Se ha hecho famosa y resultona la frase de Cristo que recoge el Evangelio de hoy: “La verdad os hará libres”. Se ha empleado tantas veces y con tantos sentidos, que casi se ha convertido en una especie de slogan revolucionario, que puede servir igual para anunciar una huelga de transportistas que para justificar la okupación de algún inmueble abandonado. Alguno, incluso, se ha aventurado a tergiversarla descaradamente diciendo que, en realidad, “la libertad nos hará verdaderos”. Es decir, que, fuera de contexto, cualquier cosa sirve para decir cualquier cosa. Porque, si bien el tema de la libertad es siempre muy atractivo y capaz de suscitar interesantes debates, no siempre queda tan clara su relación con la verdad y, mucho menos, con la realidad del pecado, a la que se refiere Cristo en el Evangelio de hoy.

Difícilmente puede enfocarse bien el tema de la libertad cuando la consideramos al margen de la disyuntiva verdad-pecado, o si se quiere, verdad-mentira. Porque, nos guste o no, el pecado nos lleva a vivir en la mentira, con uno mismo y con Dios, con lo que se convierte en nuestra principal fuente de esclavitudes. Claro que hoy hemos perdido la conciencia y la noción del pecado, con lo que la libertad la entendemos en relación a los derechos y no en relación a la verdad. Hemos sustituido la tremenda realidad del pecado por eufemismos más suaves como el error humano, la equivocación, los límites propios, etc.
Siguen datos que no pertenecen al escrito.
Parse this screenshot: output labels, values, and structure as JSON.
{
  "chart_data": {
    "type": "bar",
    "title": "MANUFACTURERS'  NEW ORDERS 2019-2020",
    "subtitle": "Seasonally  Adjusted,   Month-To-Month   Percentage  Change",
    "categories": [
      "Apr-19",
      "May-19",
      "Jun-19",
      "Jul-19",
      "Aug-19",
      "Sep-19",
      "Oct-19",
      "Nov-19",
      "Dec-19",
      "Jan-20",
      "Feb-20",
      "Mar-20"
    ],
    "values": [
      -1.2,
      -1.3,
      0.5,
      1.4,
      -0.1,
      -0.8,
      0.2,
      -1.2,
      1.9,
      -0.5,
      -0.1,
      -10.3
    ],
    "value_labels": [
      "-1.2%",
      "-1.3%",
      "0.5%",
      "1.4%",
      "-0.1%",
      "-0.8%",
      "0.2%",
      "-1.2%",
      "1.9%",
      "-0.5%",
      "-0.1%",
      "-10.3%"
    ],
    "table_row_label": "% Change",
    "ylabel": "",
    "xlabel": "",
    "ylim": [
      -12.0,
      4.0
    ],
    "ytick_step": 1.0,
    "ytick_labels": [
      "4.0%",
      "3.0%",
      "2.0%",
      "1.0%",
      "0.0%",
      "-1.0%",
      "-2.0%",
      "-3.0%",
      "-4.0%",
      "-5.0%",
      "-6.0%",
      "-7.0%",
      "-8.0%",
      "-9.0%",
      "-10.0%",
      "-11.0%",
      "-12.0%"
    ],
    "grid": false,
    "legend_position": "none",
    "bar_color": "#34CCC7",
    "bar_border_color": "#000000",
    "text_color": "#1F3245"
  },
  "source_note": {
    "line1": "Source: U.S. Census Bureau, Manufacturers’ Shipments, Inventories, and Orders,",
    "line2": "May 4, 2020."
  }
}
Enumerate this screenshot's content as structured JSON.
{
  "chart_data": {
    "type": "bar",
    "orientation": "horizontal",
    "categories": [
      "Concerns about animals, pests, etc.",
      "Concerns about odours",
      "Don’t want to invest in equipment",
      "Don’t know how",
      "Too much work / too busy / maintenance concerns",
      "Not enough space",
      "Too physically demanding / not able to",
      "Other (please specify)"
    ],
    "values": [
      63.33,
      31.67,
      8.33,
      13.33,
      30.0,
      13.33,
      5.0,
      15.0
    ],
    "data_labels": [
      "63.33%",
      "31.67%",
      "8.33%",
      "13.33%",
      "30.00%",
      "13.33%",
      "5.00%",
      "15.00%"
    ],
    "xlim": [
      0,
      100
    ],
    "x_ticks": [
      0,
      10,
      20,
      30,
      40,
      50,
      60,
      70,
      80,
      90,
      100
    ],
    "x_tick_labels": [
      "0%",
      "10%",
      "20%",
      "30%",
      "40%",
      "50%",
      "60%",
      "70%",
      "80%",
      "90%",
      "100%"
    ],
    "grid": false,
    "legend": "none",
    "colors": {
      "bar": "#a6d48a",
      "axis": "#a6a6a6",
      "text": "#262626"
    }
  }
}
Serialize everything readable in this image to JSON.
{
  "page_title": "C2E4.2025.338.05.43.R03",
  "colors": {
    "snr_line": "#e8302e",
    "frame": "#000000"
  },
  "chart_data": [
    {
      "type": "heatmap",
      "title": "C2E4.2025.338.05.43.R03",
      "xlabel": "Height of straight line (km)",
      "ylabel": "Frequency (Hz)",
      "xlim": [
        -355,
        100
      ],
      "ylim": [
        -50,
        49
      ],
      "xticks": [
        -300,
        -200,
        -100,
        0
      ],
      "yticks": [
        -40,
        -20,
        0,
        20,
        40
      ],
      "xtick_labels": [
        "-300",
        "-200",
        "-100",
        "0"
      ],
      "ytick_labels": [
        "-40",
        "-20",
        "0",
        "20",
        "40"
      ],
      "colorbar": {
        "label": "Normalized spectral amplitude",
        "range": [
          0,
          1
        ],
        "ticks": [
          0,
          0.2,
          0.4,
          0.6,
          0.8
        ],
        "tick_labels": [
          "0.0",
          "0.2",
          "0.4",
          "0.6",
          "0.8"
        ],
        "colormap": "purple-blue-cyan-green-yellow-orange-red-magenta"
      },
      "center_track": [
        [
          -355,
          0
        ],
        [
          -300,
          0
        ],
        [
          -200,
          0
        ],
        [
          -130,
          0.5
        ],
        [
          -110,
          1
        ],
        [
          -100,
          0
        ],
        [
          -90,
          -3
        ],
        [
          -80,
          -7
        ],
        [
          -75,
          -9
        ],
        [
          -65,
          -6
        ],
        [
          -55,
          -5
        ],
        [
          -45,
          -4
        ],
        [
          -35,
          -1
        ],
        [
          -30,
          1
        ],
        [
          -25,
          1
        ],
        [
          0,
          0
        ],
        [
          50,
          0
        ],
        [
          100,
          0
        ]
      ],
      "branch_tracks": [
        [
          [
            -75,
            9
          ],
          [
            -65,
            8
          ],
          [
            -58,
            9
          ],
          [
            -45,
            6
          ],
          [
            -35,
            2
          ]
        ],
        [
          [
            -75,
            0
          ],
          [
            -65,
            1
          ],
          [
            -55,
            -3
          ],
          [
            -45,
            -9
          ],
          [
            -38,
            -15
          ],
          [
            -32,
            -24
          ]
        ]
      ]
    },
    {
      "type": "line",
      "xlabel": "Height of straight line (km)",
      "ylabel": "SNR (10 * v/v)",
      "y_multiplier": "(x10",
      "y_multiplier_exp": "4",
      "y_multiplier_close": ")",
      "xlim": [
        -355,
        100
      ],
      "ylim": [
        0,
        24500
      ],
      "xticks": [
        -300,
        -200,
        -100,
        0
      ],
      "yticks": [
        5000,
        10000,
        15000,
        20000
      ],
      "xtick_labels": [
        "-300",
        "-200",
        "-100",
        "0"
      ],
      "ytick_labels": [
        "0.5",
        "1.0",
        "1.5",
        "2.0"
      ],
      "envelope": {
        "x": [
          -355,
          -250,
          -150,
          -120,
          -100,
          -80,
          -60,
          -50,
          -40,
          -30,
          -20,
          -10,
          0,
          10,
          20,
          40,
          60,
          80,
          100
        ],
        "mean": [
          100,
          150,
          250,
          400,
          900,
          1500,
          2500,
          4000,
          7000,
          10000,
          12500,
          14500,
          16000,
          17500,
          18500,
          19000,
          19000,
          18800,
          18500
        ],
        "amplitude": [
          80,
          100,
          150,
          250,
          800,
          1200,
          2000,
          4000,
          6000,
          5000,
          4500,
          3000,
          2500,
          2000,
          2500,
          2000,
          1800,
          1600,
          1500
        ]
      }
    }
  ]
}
Así que, al final, es fácil justificar cualquier forma de entender la libertad: lo mismo da la libertad con los okupas que te arrebatan tu propia casa que la libertad con que el dueño de la kasa está obligado a cederles el uso del edificio.

Se pierde la conciencia del pecado cuando se pierde también la conciencia del amor de Dios. Y, si no es desde la verdad del amor, difícilmente puede entenderse con todo su significado la verdadera libertad, esa que nos ha alcanzado Cristo en la Cruz, cuando abolió para siempre la ley del pecado. El hombre solo crece en libertad cuando es capaz de vivir en la verdad del amor. Y esto, más que entenderlo a través de numerosos debates, se vuelve claro y diáfano solo en la medida en que se vive. Pero, el pecado nos va oscureciendo la mirada, de tal manera que nos hace creer que nuestras esclavitudes no son tales, y nos va enturbiando el corazón, hasta el punto de acostumbrarnos a amar y a considerar como buena la mentira que se encierra en esas esclavitudes. Cada uno ha de descubrir y desenmascarar qué cosas le hacen esclavo: el qué dirán, la opinión ajena, ser el centro de atención de todos, el activismo, la soberbia de creerse siempre superior a los demás, el afán de poder, la ambición de figurar y de ser tenido en cuenta, etc. Saber situarse con realismo y humildad ante la verdad de lo que soy nos libera de la mentira y nos libra de muchas meteduras de pata. Pidamos hoy al Señor ese don de la verdad, para que su Cruz nos libere realmente de la esclavitud del pecado.